Schwäbische Zeitung (Laupheim)
Erdogan verschärft Ton gegenüber USA
ISTANBUL (AFP) - Der türkische Präsident Recep Tayyip Erdogan hat die USA vor einem endgültigen Bruch zwischen den beiden NatoPartnern gewarnt. Wenn Washington sich nicht respektvoller verhalte, müsse Ankara sich „neue Freunde und Verbündete suchen“, warnte Erdogan in der „New York Times“. Bei Auftritten in der Türkei sprach er am Sonntag erneut von einem „Wirtschaftskrieg“. Dollar, Euro und Gold seien hierbei die „Gewehrkugeln, Kanonen und Raketen“.

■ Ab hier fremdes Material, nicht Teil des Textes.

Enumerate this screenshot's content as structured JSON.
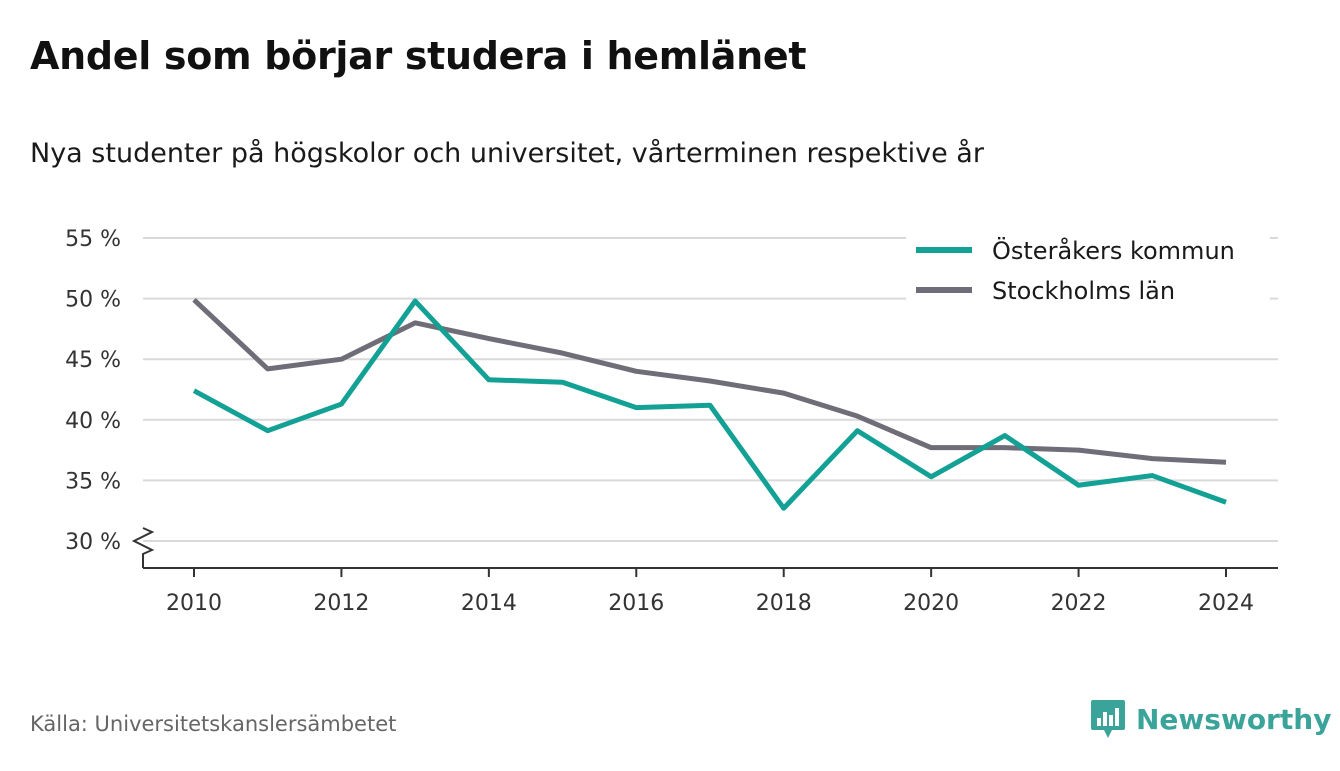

Wer sich in der Türkei in diesen Tagen besonders patriotisch geben will, der trennt sich publikumswirksam vom Dollar. In Sanliurfa an der syrischen Grenze setzte ein Geschäftsmann vor laufenden Kameras hundert EinDollar-Banknoten mit einem Feuerzeug in Brand. Er wolle Präsident Recep Tayyip Erdogan unterstützen, sagte er. Erdogan wirft der US-Regierung unter Donald Trump vor, einen „Wirtschaftskrieg“gegen die Türkei zu führen, und droht mit einem Ende des traditionellen Bündnisses zwischen Ankara und Washington. Die Achsenverschiebung stärkt die Rolle Europas: Erdogans im September anstehender Besuch in Berlin erhält somit eine neue Bedeutung.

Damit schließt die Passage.